AD patients often present with electrocardiogram (ECG) abnormalities during their disease course [2, 9]. ECG examination, as a non-invasive method, is one of the most readily available assessments that can provide immediate results, and, therefore, is extensively implemented across medical institutions at all levels to facilitate expedited and accessible disease evaluation. ECG is good for recording cardiac electrical activity and can reflect physiological and pathological changes, which is pivotal in the diagnosis of many cardiovascular diseases [10]. However, when diagnosing AD, the diagnostic value of ECG is relatively weak [11].

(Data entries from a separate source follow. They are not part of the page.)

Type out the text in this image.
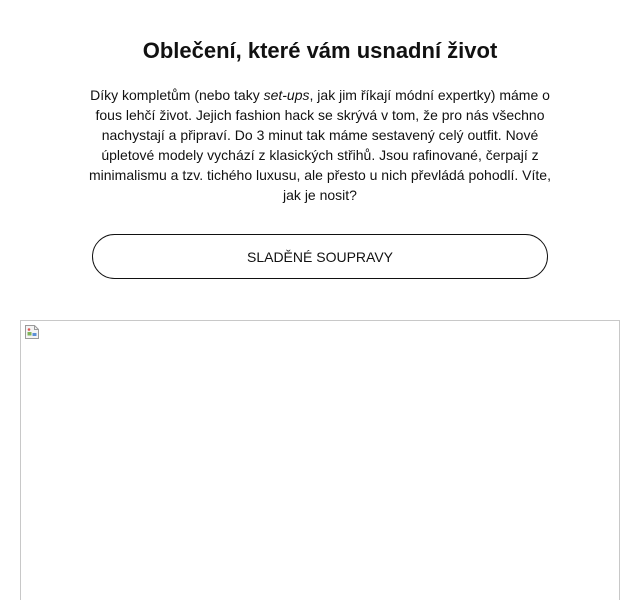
Oblečení, které vám usnadní život

Díky kompletům (nebo taky set-ups, jak jim říkají módní expertky) máme o fous lehčí život. Jejich fashion hack se skrývá v tom, že pro nás všechno nachystají a připraví. Do 3 minut tak máme sestavený celý outfit. Nové úpletové modely vychází z klasických střihů. Jsou rafinované, čerpají z minimalismu a tzv. tichého luxusu, ale přesto u nich převládá pohodlí. Víte, jak je nosit?

SLADĚNÉ SOUPRAVY
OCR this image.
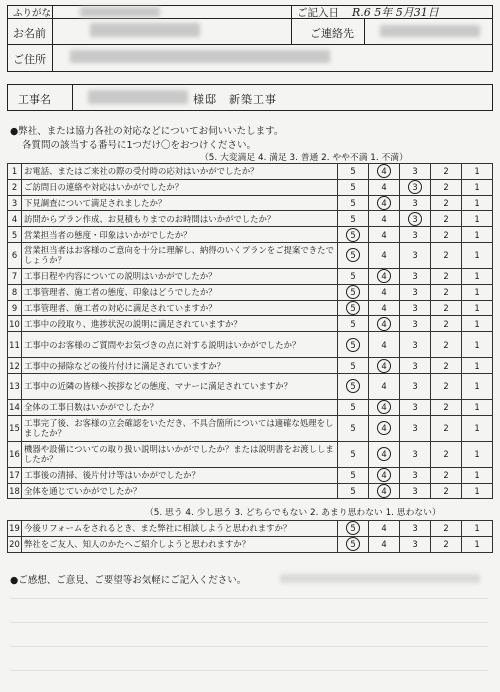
ふりがな
お名前
ご住所
ご記入日 R.6 5年 5月31日
ご連絡先
工事名	様邸　新築工事
●弊社、または協力各社の対応などについてお伺いいたします。
各質問の該当する番号に1つだけ〇をおつけください。
（5. 大変満足 4. 満足 3. 普通 2. やや不満 1. 不満）
1	お電話、またはご来社の際の受付時の応対はいかがでしたか？	5	4	3	2	1
2	ご訪問日の連絡や対応はいかがでしたか？	5	4	3	2	1
3	下見調査について満足されましたか？	5	4	3	2	1
4	訪問からプラン作成、お見積もりまでのお時間はいかがでしたか？	5	4	3	2	1
5	営業担当者の態度・印象はいかがでしたか？	5	4	3	2	1
6	営業担当者はお客様のご意向を十分に理解し、納得のいくプランをご提案できたでしょうか？	5	4	3	2	1
7	工事日程や内容についての説明はいかがでしたか？	5	4	3	2	1
8	工事管理者、施工者の態度、印象はどうでしたか？	5	4	3	2	1
9	工事管理者、施工者の対応に満足されていますか？	5	4	3	2	1
10	工事中の段取り、進捗状況の説明に満足されていますか？	5	4	3	2	1
11	工事中のお客様のご質問やお気づきの点に対する説明はいかがでしたか？	5	4	3	2	1
12	工事中の掃除などの後片付けに満足されていますか？	5	4	3	2	1
13	工事中の近隣の皆様へ挨拶などの態度、マナーに満足されていますか？	5	4	3	2	1
14	全体の工事日数はいかがでしたか？	5	4	3	2	1
15	工事完了後、お客様の立会確認をいただき、不具合箇所については適確な処理をしましたか？	5	4	3	2	1
16	機器や設備についての取り扱い説明はいかがでしたか？または説明書をお渡ししましたか？	5	4	3	2	1
17	工事後の清掃、後片付け等はいかがでしたか？	5	4	3	2	1
18	全体を通じていかがでしたか？	5	4	3	2	1
（5. 思う 4. 少し思う 3. どちらでもない 2. あまり思わない 1. 思わない）
19	今後リフォームをされるとき、また弊社に相談しようと思われますか？	5	4	3	2	1
20	弊社をご友人、知人のかたへご紹介しようと思われますか？	5	4	3	2	1
●ご感想、ご意見、ご要望等お気軽にご記入ください。
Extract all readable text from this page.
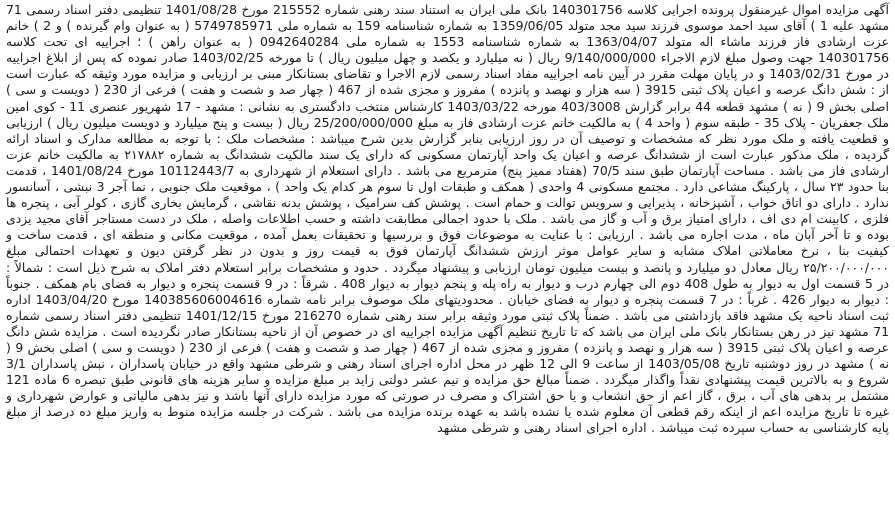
آگهی مزایده اموال غیرمنقول پرونده اجرایی کلاسه 140301756 بانک ملی ایران به استناد سند رهنی شماره 215552 مورخ 1401/08/28 تنظیمی دفتر اسناد رسمی 71 مشهد علیه 1 ) آقای سید احمد موسوی فرزند سید مجد متولد 1359/06/05 به شماره شناسنامه 159 به شماره ملی 5749785971 ( به عنوان وام گیرنده ) و 2 ) خانم عزت ارشادی فاز فرزند ماشاء اله متولد 1363/04/07 به شماره شناسنامه 1553 به شماره ملی 0942640284 ( به عنوان راهن ) ؛ اجراییه ای تحت کلاسه 140301756 جهت وصول مبلغ لازم الاجراء 9/140/000/000 ریال ( نه میلیارد و یکصد و چهل میلیون ریال ) تا مورخه 1403/02/25 صادر نموده که پس از ابلاغ اجراییه در مورخ 1403/02/31 و در پایان مهلت مقرر در آیین نامه اجراییه مفاد اسناد رسمی لازم الاجرا و تقاضای بستانکار مبنی بر ارزیابی و مزایده مورد وثیقه که عبارت است از : شش دانگ عرصه و اعیان پلاک ثبتی 3915 ( سه هزار و نهصد و پانزده ) مفروز و مجزی شده از 467 ( چهار صد و شصت و هفت ) فرعی از 230 ( دویست و سی ) اصلی بخش 9 ( نه ) مشهد قطعه 44 برابر گزارش 403/3008 مورخه 1403/03/22 کارشناس منتخب دادگستری به نشانی : مشهد - 17 شهریور عنصری 11 - کوی امین ملک جعفریان - پلاک 35 - طبقه سوم ( واحد 4 ) به مالکیت خانم عزت ارشادی فاز به مبلغ 25/200/000/000 ریال ( بیست و پنج میلیارد و دویست میلیون ریال ) ارزیابی و قطعیت یافته و ملک مورد نظر که مشخصات و توصیف آن در روز ارزیابی بنابر گزارش بدین شرح میباشد : مشخصات ملک : با توجه به مطالعه مدارک و اسناد ارائه گردیده ، ملک مذکور عبارت است از ششدانگ عرصه و اعیان یک واحد آپارتمان مسکونی که دارای یک سند مالکیت ششدانگ به شماره ۲۱۷۸۸۲ به مالکیت خانم عزت ارشادی فاز می باشد . مساحت آپارتمان طبق سند 70/5 (هفتاد ممیز پنج) مترمربع می باشد . دارای استعلام از شهرداری به 10112443/7 مورخ 1401/08/24 ، قدمت بنا حدود ۲۳ سال ، پارکینگ مشاعی دارد . مجتمع مسکونی 4 واحدی ( همکف و طبقات اول تا سوم هر کدام یک واحد ) ، موقعیت ملک جنوبی ، نما آجر 3 نبشی ، آسانسور ندارد . دارای دو اتاق خواب ، آشپزخانه ، پذیرایی و سرویس توالت و حمام است . پوشش کف سرامیک ، پوشش بدنه نقاشی ، گرمایش بخاری گازی ، کولر آبی ، پنجره ها فلزی ، کابینت ام دی اف ، دارای امتیاز برق و آب و گاز می باشد . ملک با حدود اجمالی مطابقت داشته و حسب اطلاعات واصله ، ملک در دست مستاجر آقای مجید یزدی بوده و تا آخر آبان ماه ، مدت اجاره می باشد . ارزیابی : با عنایت به موضوعات فوق و بررسیها و تحقیقات بعمل آمده ، موقعیت مکانی و منطقه ای ، قدمت ساخت و کیفیت بنا ، نرخ معاملاتی املاک مشابه و سایر عوامل موثر ارزش ششدانگ آپارتمان فوق به قیمت روز و بدون در نظر گرفتن دیون و تعهدات احتمالی مبلغ ۲۵/۲۰۰/۰۰۰/۰۰۰ ریال معادل دو میلیارد و پانصد و بیست میلیون تومان ارزیابی و پیشنهاد میگردد . حدود و مشخصات برابر استعلام دفتر املاک به شرح ذیل است : شمالاً : در 5 قسمت اول به دیوار به طول 408 دوم الی چهارم درب و دیوار به راه پله و پنجم دیوار به دیوار 408 . شرقاً : در 9 قسمت پنجره و دیوار به فضای بام همکف . جنوباً : دیوار به دیوار 426 . غرباً : در 7 قسمت پنجره و دیوار به فضای خیابان . محدودیتهای ملک موصوف برابر نامه شماره 140385606004616 مورخ 1403/04/20 اداره ثبت اسناد ناحیه یک مشهد فاقد بازداشتی می باشد . ضمناً پلاک ثبتی مورد وثیقه برابر سند رهنی شماره 216270 مورخ 1401/12/15 تنظیمی دفتر اسناد رسمی شماره 71 مشهد نیز در رهن بستانکار بانک ملی ایران می باشد که تا تاریخ تنظیم آگهی مزایده اجراییه ای در خصوص آن از ناحیه بستانکار صادر نگردیده است . مزایده شش دانگ عرصه و اعیان پلاک ثبتی 3915 ( سه هزار و نهصد و پانزده ) مفروز و مجزی شده از 467 ( چهار صد و شصت و هفت ) فرعی از 230 ( دویست و سی ) اصلی بخش 9 ( نه ) مشهد در روز دوشنبه تاریخ 1403/05/08 از ساعت 9 الی 12 ظهر در محل اداره اجرای اسناد رهنی و شرطی مشهد واقع در خیابان پاسداران ، نبش پاسداران 3/1 شروع و به بالاترین قیمت پیشنهادی نقداً واگذار میگردد . ضمناً مبالغ حق مزایده و نیم عشر دولتی زاید بر مبلغ مزایده و سایر هزینه های قانونی طبق تبصره 6 ماده 121 مشتمل بر بدهی های آب ، برق ، گاز اعم از حق انشعاب و یا حق اشتراک و مصرف در صورتی که مورد مزایده دارای آنها باشد و نیز بدهی مالیاتی و عوارض شهرداری و غیره تا تاریخ مزایده اعم از اینکه رقم قطعی آن معلوم شده یا نشده باشد به عهده برنده مزایده می باشد . شرکت در جلسه مزایده منوط به واریز مبلغ ده درصد از مبلغ پایه کارشناسی به حساب سپرده ثبت میباشد . اداره اجرای اسناد رهنی و شرطی مشهد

Over the past decade, deep learning (DL), a type of AI, has significantly advanced and brought innovation in disease diagnosis [12, 13]. Unlike traditional machine learning, DL models (DLM) automatically extract complex features, improving disease detection, including in atrial fibrillation [14, 15], hypertrophic cardiomyopathy [16], left ventricular systolic dysfunction [17, 18], and aortic stenosis [19]. Compared to internal medicine doctors’ identification of arrhythmias, deep learning models exhibit higher accuracy [12]. This indicates that deep learning has a promising clinical future in interpreting ECG [20].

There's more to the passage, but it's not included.